In April, Crypto.com launched a new venture with the Adelaide Crows AFL club to facilitate crypto payments for food and drink at the Adelaide Oval. But, realistically, the number of businesses that accept cryptocurrency in Australia are few and far between.
For Crypto.com's Karl Mohan, though, the potential of cryptocurrency as a payment instrument is huge, whether that's paying for everyday goods and services or making transfers abroad.
"Payments are critical for the lifeblood of our economy and cryptocurrency is perfect for payments. The reason being is the speed of transfer because you can program it to transfer based on certain criteria, and there's no repudiation.
"It also removes all sorts of intermediaries. For example, my parents are in Malaysia and sending them money can sometimes take three days. But with cryptocurrency, it arrives instantaneously.
"So, the future of cryptocurrency is definitely in payments. That's my belief."
How are banks reacting?
Cryptocurrency may have been conceived as a disruptor and alternative to the banking status quo, but traditional financial institutions have certainly begun to explore the possibilities that cryptocurrency and related technologies present. At least, in some ways.
Australia's Reserve Bank, for one, has been exploring use cases for a Central Bank Digital Currency (CBDC). In theory, the RBA says this could act like a digital equivalent of cash that would be issued by the Australian government and used for both in-person and digital transactions.

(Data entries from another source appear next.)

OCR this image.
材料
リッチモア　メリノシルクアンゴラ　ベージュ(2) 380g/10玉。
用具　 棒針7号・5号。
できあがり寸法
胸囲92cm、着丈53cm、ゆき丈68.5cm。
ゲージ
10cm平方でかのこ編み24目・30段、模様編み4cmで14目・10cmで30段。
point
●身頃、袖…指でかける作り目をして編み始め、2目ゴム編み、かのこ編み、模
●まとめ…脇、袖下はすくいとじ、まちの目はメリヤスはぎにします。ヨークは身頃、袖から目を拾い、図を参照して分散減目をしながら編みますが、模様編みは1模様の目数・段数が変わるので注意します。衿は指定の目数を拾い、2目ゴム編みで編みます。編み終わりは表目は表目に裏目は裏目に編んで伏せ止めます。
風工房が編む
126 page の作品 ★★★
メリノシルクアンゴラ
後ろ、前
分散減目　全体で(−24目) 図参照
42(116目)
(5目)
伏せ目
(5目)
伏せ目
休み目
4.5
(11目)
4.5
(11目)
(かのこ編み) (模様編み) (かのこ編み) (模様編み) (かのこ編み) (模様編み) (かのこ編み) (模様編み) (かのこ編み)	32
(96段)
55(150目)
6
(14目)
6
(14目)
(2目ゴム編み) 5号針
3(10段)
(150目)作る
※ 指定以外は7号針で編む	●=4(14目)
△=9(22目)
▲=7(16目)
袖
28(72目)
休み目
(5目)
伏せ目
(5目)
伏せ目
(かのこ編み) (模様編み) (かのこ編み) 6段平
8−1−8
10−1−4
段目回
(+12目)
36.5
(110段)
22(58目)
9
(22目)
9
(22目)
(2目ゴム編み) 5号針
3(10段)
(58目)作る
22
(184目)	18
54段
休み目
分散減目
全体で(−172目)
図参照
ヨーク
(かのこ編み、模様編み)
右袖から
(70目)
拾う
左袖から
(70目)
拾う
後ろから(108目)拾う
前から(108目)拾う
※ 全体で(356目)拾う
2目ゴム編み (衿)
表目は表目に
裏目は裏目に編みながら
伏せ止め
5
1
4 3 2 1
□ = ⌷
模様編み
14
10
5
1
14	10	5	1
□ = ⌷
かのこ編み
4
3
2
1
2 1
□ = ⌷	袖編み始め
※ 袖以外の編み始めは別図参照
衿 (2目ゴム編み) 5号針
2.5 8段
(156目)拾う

In its latest research paper published in April, the RBA noted that while Australians are interested in the potential privacy benefits that a CBDC could offer, they're not particularly fussed about it being government-issued given that there's already a substantial level of trust in commercial banks.
A handful of Australian banks have also been making moves in the digital asset space, with both ANZ (A$DC) and NAB (AUDN) experimenting with their own Australian dollar stablecoins.
In many ways, blockchain appears to be the real star to emerge from the advent of cryptocurrency. Blockchain Australia's Amy-Rose Goodey says there are countless examples of blockchain experimentation and implementation among the world's largest companies, and not just in the financial sphere.
"If you think of a blockchain as a foundational technology like the internet, you can build things on top of it like apps and programmable money like cryptocurrency. But, really, the potential is unlimited in terms of what you can build on it.
"So, as a use case, it's across every single industry. And now with all of these other technologies coming out, like artificial intelligence, where proof of where your data came from and where it's going is so important, it's probably the most important time ever for blockchain to be rolled out.
"The immutable nature of blockchain - that visibility and record keeping - is what people are seeking at the moment. We want to know what the truth is, and we want to know the source, and I think blockchain is the perfect mechanism for that."